Vox Media will be ending contracts with California freelance writers ahead of the state's implementation of a bill intended to protect workers from exploitation as independent contractors.
In a story on SB Nation's website published Monday titled "Thank You, California," SB Nation executive director John Ness writes that "in the early weeks and months of 2020, we will end our contracts with most contractors at California brands." He adds, "This shift is part of a business and staffing strategy that we have been exploring over the past two years, but one that is also necessary in light of California’s new independent contractor law, which goes into effect January 1, 2020. That new law makes it impossible for us to continue with our current California team site structure because it restricts contractors from producing more than 35 written content 'submissions' per year."

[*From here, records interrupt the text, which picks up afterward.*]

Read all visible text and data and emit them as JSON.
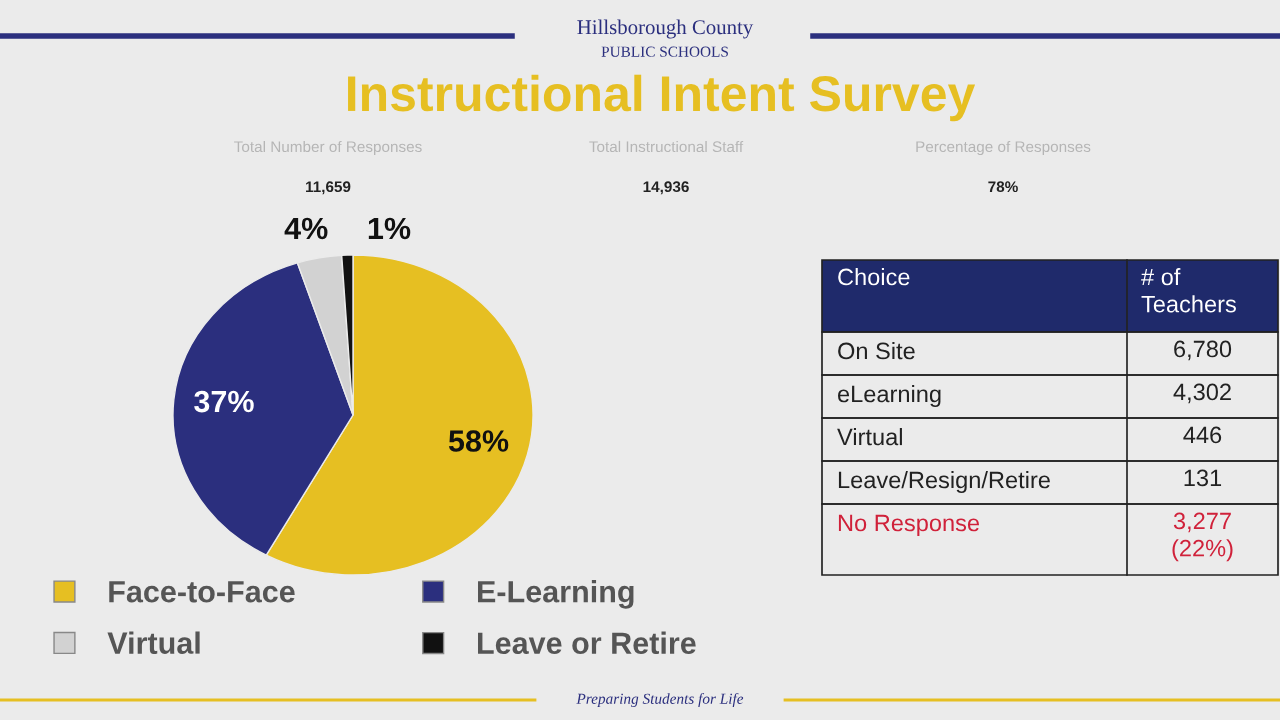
{
  "chart_data": [
    {
      "type": "pie",
      "title": "Instructional Intent Survey",
      "categories": [
        "Face-to-Face",
        "E-Learning",
        "Virtual",
        "Leave or Retire"
      ],
      "values": [
        58,
        37,
        4,
        1
      ],
      "colors": [
        "#e6bf22",
        "#2b2f7e",
        "#d2d2d2",
        "#111111"
      ],
      "value_labels": [
        "58%",
        "37%",
        "4%",
        "1%"
      ],
      "legend": "bottom",
      "annotations": [
        "Hillsborough County",
        "PUBLIC SCHOOLS",
        "Total Number of Responses",
        "11,659",
        "Total Instructional Staff",
        "14,936",
        "Percentage of Responses",
        "78%",
        "Preparing Students for Life"
      ]
    },
    {
      "type": "other",
      "annotations": [
        "Choice",
        "# of\nTeachers"
      ],
      "categories": [
        "On Site",
        "eLearning",
        "Virtual",
        "Leave/Resign/Retire",
        "No Response"
      ],
      "values": [
        6780,
        4302,
        446,
        131,
        3277
      ],
      "value_labels": [
        "6,780",
        "4,302",
        "446",
        "131",
        "3,277\n(22%)"
      ],
      "colors": [
        "#222222",
        "#222222",
        "#222222",
        "#222222",
        "#d0213a"
      ]
    }
  ]
}
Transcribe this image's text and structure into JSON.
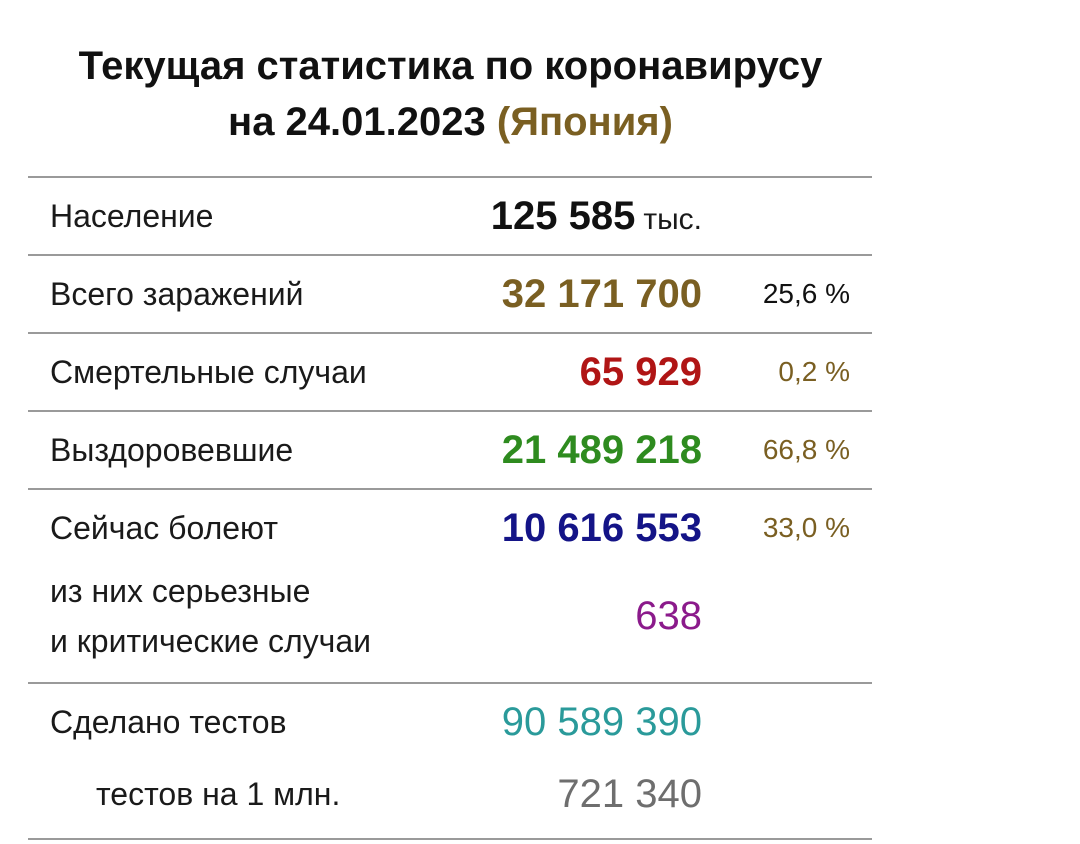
{
  "header": {
    "title_line1": "Текущая статистика по коронавирусу",
    "title_line2_prefix": "на 24.01.2023",
    "country": "(Япония)"
  },
  "rows": {
    "population": {
      "label": "Население",
      "value": "125 585",
      "unit": "тыс."
    },
    "total_cases": {
      "label": "Всего заражений",
      "value": "32 171 700",
      "percent": "25,6 %"
    },
    "deaths": {
      "label": "Смертельные случаи",
      "value": "65 929",
      "percent": "0,2 %"
    },
    "recovered": {
      "label": "Выздоровевшие",
      "value": "21 489 218",
      "percent": "66,8 %"
    },
    "active": {
      "label": "Сейчас болеют",
      "value": "10 616 553",
      "percent": "33,0 %"
    },
    "critical": {
      "label_line1": "из них серьезные",
      "label_line2": "и критические случаи",
      "value": "638"
    },
    "tests": {
      "label": "Сделано тестов",
      "value": "90 589 390"
    },
    "tests_per_million": {
      "label": "тестов на 1 млн.",
      "value": "721 340"
    }
  },
  "colors": {
    "country": "#7a5f22",
    "total_cases": "#7a5f22",
    "deaths": "#b01515",
    "recovered": "#2e8b1f",
    "active": "#141487",
    "critical": "#8b1a8b",
    "tests": "#2a9a9a",
    "tests_per_million": "#6e6e6e",
    "percent_brown": "#7a5f22"
  }
}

Ness adds that SB Nation will not be replacing California jobs with freelancers in other states, but will be encouraging its current freelance writers to apply for full- and part-time jobs with the brand.

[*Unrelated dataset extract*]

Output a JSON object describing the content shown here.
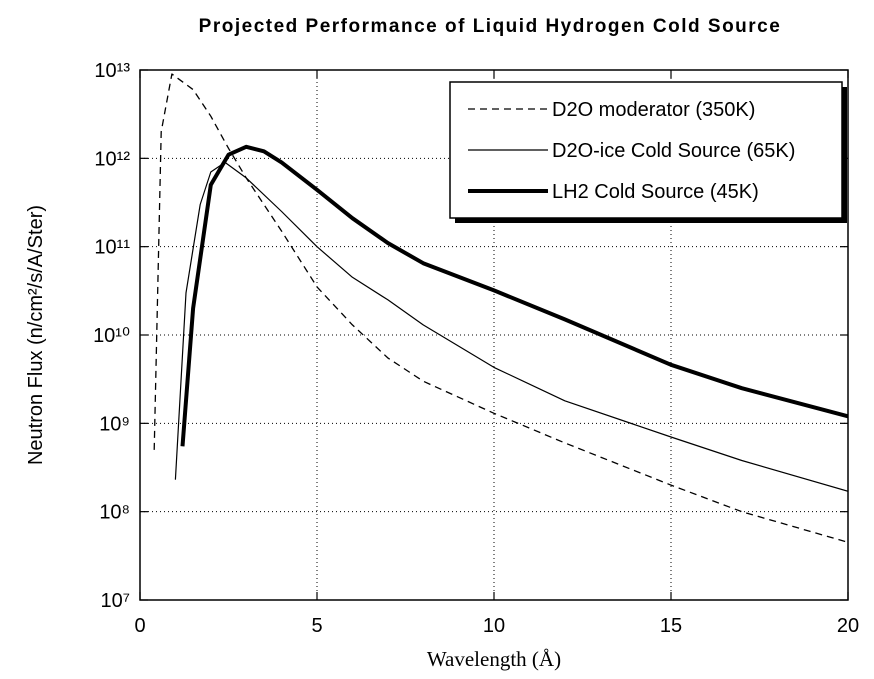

CNBC reported Monday that, in addition to SB Nation, Vox Media websites Eater and Curbed will also change their relationship with California freelancers, which will result in "hundreds" of gigs being cut. The Hollywood Reporter has reached out to Vox Media for a comment.

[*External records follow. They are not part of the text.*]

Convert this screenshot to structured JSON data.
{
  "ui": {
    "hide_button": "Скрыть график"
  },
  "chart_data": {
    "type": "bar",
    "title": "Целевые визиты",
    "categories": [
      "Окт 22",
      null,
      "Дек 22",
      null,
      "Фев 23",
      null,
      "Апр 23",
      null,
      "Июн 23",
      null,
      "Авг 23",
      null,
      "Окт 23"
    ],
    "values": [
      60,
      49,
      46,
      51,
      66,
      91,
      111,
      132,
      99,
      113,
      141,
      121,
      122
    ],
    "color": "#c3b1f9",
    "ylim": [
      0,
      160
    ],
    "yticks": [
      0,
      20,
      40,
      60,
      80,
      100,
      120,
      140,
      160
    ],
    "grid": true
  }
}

Vox Media, led by CEO Jim Bankoff, joins several other publications in revamping their relationship to California freelancers in the wake of the AB-5 bill being signed into law in Sept. 18. Sources tell THR that Business Insider has capped freelance writers at writing 35 articles per year, reacting to the law's language that 35 "submissions" may be provided per year. Sources have additionally provided THR with job notices in transcription, blogging and SEO writing that have stated California freelancers will not be considered.
Intended to protect independent contractors from being exploited and codifying an earlier court decision into law, AB-5 aims to end the misclassification of workers as freelancers when they do work that is integral to a company's business model. A provision in the bill that states that a freelance journalist is capped at writing 35 "submissions" per year per "putative employer" has drawn ire from freelance writers, however, who fear their livelihoods are at stake.
A group of California freelance writers has since organized the Facebook group California Freelance Writers United, met with legislators regarding a proposed amendment and organized a group get-together for the first time in person on Sunday at The Wing in Los Angeles to discuss future plans.
"Unfortunately, this is exactly what we predicted would happen, and exactly what we told lawmakers would happen. There is simply no incentive for digital media companies and outlets to keep working with California-based freelance writers," California Freelance Writers United co-leader Alisha Grauso said in a statement to THR. "Even if companies aren't misclassifying their employees, the language of the bill is simultaneously so draconian and so vague that many companies just don't want the headache of interpretation or risk of violation. And why would they? They can simply go outside of California to find more writers."
Added Grauso, "Vox is the most high-profile outlet we've seen laying off writers in response to AB-5 so far, but other companies have already sent out emails to CA freelancers terminating their contracts. Others are blacklisting CA-based writers from applying to freelance gigs. Frustratingly, even if a few staff jobs are added in response to AB-5 — which is unlikely except at the biggest outlets with the deepest pockets — the handful of roles created won't make up for the thousands of freelance writers losing steady gigs because of the bill. The math is completely upside-down and freelance writers are coming out on the losing end."
Similar gig economy legislation is also being currently considered in New Jersey and New York, where freelance writers have also pushed back against such proposed measures.